Small liver specimens (1 × 1 mm²) were fixed in 2.5% glutaraldehyde, post-fixed in 1% osmium tetroxide, dehydrated, and embedded in epoxy resin. Semi-thin sections (1 μm) were stained with toluidine blue, while ultrathin sections (50–80 nm) were contrasted with lead citrate and uranyl acetate. All sections were examined using a transmission electron microscope (Seo, Russia) at the Electron Microscopy Unit, Faculty of Medicine, Tanta University (Glauert and Lewis, 2014).

Morphometric study

All measurements were performed on 10 non-overlapping, randomly selected sections per group at consistent magnification using the Leica Qwin 500 LTD image analysis system (Cambridge, England) at the Department of Histology, Faculty of Medicine, Menoufia University.

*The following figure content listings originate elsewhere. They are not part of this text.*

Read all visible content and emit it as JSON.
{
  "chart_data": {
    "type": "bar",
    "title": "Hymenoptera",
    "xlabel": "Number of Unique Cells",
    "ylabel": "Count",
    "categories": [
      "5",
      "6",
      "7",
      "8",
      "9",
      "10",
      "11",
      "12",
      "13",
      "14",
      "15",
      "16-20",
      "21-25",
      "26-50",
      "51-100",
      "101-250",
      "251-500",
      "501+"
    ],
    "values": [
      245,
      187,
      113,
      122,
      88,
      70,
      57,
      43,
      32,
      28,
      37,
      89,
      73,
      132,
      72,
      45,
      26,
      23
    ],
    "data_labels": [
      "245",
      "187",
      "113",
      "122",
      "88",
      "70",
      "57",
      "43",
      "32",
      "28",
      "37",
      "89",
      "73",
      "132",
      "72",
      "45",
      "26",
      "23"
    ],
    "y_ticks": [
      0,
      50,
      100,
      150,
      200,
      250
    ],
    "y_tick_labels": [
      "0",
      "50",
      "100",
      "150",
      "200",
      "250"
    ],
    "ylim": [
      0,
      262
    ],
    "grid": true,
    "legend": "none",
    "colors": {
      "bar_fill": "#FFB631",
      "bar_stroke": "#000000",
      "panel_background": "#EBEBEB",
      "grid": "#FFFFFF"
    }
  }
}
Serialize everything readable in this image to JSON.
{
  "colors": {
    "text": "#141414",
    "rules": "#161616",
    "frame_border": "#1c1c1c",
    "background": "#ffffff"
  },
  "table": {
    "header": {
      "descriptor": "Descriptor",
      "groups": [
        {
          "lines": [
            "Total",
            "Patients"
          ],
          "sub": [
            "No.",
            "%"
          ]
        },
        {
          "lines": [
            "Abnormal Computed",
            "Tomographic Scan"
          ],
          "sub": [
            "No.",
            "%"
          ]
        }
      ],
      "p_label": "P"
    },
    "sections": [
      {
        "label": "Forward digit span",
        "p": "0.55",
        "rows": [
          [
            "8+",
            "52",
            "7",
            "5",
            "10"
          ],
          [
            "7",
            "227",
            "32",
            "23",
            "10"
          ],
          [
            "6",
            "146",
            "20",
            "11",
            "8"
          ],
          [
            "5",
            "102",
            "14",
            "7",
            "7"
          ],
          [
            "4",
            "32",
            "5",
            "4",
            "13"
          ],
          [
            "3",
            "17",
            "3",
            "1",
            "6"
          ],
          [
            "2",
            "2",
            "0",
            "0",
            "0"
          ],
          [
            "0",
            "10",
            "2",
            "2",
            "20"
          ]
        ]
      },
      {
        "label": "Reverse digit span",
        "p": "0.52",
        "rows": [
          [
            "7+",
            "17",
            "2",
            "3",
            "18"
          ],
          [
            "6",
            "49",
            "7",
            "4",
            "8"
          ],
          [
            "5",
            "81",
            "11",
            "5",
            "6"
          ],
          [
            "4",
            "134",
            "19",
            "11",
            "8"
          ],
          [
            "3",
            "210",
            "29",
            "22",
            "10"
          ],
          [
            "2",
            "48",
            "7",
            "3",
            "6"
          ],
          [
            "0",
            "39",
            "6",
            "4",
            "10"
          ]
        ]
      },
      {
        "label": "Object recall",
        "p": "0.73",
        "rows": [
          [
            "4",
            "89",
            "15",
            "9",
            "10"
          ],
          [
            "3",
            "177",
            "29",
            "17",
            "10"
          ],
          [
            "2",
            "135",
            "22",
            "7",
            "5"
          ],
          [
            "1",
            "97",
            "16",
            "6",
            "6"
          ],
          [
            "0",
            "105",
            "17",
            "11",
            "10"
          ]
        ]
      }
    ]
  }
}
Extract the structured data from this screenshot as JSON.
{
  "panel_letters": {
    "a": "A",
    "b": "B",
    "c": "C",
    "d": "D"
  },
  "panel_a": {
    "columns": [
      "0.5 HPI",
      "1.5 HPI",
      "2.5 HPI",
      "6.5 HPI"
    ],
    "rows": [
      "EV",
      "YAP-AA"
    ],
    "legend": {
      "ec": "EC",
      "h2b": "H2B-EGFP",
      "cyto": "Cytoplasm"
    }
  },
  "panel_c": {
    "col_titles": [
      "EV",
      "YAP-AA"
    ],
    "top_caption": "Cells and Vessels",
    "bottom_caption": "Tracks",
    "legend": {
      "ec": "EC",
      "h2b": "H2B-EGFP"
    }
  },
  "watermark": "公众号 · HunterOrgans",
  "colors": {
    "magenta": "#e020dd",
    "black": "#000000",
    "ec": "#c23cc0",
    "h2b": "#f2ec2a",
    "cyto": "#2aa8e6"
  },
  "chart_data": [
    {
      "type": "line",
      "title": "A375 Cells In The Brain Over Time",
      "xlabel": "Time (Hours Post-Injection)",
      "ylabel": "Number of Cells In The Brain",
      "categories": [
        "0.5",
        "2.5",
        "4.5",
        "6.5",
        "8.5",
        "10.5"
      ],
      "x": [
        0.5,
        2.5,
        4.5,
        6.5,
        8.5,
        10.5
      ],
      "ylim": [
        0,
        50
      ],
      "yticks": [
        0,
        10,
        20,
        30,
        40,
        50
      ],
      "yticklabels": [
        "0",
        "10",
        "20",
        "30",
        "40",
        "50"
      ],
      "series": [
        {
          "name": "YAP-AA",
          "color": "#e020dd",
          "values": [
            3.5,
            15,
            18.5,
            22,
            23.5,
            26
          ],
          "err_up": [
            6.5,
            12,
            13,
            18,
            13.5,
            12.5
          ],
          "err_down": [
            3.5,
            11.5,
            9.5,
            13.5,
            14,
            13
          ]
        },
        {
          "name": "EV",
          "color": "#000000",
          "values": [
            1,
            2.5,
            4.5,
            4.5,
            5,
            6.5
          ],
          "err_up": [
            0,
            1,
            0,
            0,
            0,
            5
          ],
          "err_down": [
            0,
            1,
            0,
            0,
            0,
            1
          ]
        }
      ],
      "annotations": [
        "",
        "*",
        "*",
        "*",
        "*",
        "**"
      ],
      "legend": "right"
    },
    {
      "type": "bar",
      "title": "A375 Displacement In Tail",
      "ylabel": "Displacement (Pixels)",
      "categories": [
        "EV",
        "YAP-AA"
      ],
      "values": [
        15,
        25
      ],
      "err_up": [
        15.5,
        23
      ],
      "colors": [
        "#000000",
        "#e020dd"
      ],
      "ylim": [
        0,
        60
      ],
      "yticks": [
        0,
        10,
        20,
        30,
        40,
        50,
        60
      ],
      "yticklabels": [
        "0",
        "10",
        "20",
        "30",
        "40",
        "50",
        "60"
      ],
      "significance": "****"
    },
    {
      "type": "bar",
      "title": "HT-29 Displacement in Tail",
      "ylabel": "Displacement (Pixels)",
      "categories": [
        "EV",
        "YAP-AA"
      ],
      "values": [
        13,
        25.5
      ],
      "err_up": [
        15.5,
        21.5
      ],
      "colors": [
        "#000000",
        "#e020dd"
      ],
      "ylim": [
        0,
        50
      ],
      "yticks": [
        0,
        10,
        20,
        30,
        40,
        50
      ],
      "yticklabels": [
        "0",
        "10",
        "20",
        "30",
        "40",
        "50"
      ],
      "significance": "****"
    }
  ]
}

Histological scoring of MASLD was semi-quantitatively assessed using the NASH Clinical Research Network (NASH CRN) system. Steatosis (micro- or macrovesicular) was graded 0–3, lobular inflammation 0–3, and hepatocytic ballooning 0–2 (H&E ×200). Additionally, the percentage area of collagen fibers (Masson’s Trichrome ×200), color intensity of CD68 immunostaining (×400), and percentage of BAX-positive cells (×400) were quantified.

Statistical analysis

Data were analyzed using SPSS version 16.0 (SPSS Inc., Chicago, IL, USA). The normality of data distribution was assessed using the Shapiro–Wilk test, and all variables were found to be normally distributed. Inter-group differences were evaluated using one-way ANOVA followed by Tukey’s post hoc test. Results are presented as mean ± standard deviation (SD), and p ≤ 0.05 was considered statistically significant.